The Supreme Court conservative majority held ranks to temporarily stay an OSHA standard that would have made large employers require their employees get vaccinated or wear a mask and test regularly. In a separate 5-4 decision, the court allowed a similar measure to proceed for workers in the healthcare sector. Employment experts weigh in on implications for businesses.
While the policy has been up in the air since it was introduced in November, some believe this to be the de facto final say on vaccine-or-test mandates for large businesses. But other circuits continue to consider the issue. OSHA may come up with new standards. State governments, meanwhile, have leeway to put their own measures in place. CCI asked three experts in employment law to comment on the stay and what it means for employers.
Background on OSHA’s Vaccine-or-Test ETS
The Occupational Safety and Health Administration (OSHA) issued an Emergency Temporary Standard (ETS) on November 4 forcing businesses with 100 employees or more to require their workforces to either get vaccinated or wear masks and test weekly. The Fifth Circuit Court of Appeals placed a temporary stay on the ETS the following day. That temporary stay was extended, and challenges to the standard began to proceed through several levels of the judiciary system.

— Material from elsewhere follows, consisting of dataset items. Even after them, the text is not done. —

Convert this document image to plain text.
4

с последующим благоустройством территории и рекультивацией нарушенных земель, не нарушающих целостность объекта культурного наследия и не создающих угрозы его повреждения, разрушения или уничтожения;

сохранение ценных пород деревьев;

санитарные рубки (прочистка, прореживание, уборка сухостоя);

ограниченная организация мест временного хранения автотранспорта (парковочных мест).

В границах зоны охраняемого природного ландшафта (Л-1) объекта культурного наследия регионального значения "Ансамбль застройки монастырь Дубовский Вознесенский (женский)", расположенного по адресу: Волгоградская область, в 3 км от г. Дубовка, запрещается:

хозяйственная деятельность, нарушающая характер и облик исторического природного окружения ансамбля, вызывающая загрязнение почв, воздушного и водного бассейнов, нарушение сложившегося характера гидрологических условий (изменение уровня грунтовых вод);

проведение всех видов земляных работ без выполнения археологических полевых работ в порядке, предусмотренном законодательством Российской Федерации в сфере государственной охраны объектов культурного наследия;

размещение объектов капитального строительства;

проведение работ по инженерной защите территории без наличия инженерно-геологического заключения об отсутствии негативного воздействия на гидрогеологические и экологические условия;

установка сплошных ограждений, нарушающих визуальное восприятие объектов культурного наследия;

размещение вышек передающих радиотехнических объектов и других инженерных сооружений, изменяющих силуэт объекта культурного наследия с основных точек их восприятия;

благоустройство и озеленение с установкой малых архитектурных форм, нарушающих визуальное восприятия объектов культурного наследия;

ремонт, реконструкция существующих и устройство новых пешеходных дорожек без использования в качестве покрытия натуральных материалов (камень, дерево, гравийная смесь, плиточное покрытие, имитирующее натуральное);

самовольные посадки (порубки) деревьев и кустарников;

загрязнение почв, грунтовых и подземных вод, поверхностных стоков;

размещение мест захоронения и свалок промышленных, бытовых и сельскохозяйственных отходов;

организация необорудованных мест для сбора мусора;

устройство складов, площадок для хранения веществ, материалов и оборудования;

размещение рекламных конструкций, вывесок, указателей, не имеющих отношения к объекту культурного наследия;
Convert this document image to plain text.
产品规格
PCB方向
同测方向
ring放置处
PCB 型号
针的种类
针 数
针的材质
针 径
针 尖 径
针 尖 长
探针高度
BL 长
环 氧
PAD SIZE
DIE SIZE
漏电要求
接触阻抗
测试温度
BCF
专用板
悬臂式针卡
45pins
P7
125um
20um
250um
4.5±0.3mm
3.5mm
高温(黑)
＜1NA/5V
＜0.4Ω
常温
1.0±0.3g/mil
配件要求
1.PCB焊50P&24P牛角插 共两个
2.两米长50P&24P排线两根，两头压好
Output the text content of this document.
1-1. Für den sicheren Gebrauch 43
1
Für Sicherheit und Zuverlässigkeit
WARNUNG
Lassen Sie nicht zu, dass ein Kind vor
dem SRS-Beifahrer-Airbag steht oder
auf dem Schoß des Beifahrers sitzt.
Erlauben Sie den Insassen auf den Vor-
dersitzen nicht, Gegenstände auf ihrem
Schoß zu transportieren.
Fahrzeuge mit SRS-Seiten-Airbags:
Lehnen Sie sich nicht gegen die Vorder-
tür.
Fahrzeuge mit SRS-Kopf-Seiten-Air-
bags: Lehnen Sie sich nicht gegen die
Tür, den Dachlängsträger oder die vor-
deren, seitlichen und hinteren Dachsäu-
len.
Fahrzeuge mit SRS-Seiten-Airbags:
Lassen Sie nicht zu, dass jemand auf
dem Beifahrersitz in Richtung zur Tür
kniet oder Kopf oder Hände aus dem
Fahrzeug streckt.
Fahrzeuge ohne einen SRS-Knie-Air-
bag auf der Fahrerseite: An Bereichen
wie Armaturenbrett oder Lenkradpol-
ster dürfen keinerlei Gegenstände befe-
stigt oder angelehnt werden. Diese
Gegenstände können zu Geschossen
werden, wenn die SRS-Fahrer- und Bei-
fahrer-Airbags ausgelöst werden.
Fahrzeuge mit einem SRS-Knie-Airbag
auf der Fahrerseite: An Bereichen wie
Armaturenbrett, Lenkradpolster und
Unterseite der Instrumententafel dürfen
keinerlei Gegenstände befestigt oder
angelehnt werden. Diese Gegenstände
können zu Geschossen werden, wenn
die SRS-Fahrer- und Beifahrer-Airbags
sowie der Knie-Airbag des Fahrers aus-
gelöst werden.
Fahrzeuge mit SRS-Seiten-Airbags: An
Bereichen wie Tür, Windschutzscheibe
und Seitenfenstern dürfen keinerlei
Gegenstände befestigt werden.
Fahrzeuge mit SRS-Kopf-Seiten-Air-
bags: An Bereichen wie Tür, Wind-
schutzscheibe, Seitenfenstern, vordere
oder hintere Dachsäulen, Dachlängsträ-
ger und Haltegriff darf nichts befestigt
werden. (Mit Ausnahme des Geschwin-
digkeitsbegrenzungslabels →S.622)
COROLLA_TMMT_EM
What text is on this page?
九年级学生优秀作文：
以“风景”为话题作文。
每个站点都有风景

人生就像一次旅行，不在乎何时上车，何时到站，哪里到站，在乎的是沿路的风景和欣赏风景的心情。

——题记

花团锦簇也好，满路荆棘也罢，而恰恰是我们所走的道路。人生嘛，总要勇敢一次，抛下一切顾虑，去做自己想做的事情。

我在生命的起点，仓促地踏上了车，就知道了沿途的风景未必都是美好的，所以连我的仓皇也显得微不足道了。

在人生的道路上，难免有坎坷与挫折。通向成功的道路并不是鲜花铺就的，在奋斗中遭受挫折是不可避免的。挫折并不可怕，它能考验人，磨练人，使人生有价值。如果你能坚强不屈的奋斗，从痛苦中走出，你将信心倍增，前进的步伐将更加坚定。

While the Fifth Circuit has blocked the OSHA vaccinate-or-test mandate ETS, other courts continue to determine its constitutionality. Insights from Caleena S. Braig of @MoyeWhite #VaccineMandate #OSHA https://t.co/S2gjvxDXU6
— Corporate Compliance Insights (@cci_compliance) November 18, 2021
Caleena Braig, partner at law firm Moye White:
Notably, in granting the stay, the U.S. Supreme Court held in a 6-3 decision that the challenge to the ETS is likely to succeed on the merits because OSHA lacked the authority to issue the ETS mandate. The court explained that OSHA is allowed to “set workplace safety standards, not broad public health measures.” Because the risk of contracting COVID-19 is not only in the workplace but also in many other public settings, COVID-19 “is not an occupational hazard.” Thus, the court held that allowing OSHA to broadly regulate “the hazards of daily living” would expand OSHA’s authority beyond what Congress allows.
While likely indicative of what may come, the Supreme Court’s decision is not the final say. Instead, the court directed the Sixth Circuit to consider the substantive validity of the ETS. But, with the stay in place, employers have additional time to prepare for compliance should courts uphold the ETS, which appears unlikely. Because of the court’s decision, OSHA may issue a new or limited ETS on the subject matter.
Further, the court’s decision does not affect state and local COVID-19 vaccination and testing requirements. Employers are not in the clear yet and should continue to monitor updates until there is a final resolution on this matter. Companies need to continue to comply with all local and state regulations regarding COVID-19 testing, vaccine protocols and sick leave. Leaders should have plans in place in the off chance the ETS is actually passed to ensure they don’t fall victim to violations.
Zachary Busey, shareholder in Baker Donelson’s Labor & Employment Group:
OSHA’s ‘Vaccine or Test’ (Emergency Temporary Standard) was once again stayed by the Supreme Court, and it is a nationwide stay. The stay will remain in place until the final disposition of all litigation. As a result, although the Sixth Circuit might issue additional rulings or decisions regarding the ETS – and, perhaps, even rule in favor of it – this will not impact the Supreme Court’s stay. The Supreme Court’s stay, as a practical matter, will remain in effect longer than the ETS, which expires in May 2022. The Supreme Court, in all, has (effectively) struck down the ETS.
Carrie Urrutia, member in Eastman & Smith’s Labor & Employment practice:
OSHA’s ETS has been stayed by the U.S. Supreme Court in an opinion that makes clear the ETS will not be reinstated by a lower court. The Supreme Court concluded, in a 6-3 decision, that Congress never granted to OSHA the power to regulate public health dangers; it only has the power to regulate occupational health dangers.
The court’s opinion does not infringe upon a private employer’s ability to impose COVID-related rules (i.e., masking, vaccination, testing, etc.) and many employers may elect to continue mandating enhanced safety requirements – including requiring vaccinations – given the recent spike in COVID-19 cases in most areas. The obligations imposed by OSHA’s ETS, however, are no longer in place, which will be a relief to many employers who were legitimately concerned about employees quitting in an already difficult labor market.
Notwithstanding the Supreme Court’s decision, employers should keep in mind that OSHA still has the power to regulate, through its General Duty Clause, safety in the workplace. For those workplaces where circumstances create a unique risk of contracting COVID-19, employers remain obligated to take such actions as are reasonable and appropriate to protect workers. Further, individual states also have the power to address the public health issues presented by COVID-19. Finally, employers should be mindful that their customers may also make demands on the employer’s work environment and its employees. The Supreme Court’s decision has not eliminated the myriad practical issues facing employers across the country that are trying to remain productive and profitable while also keeping their employees safe.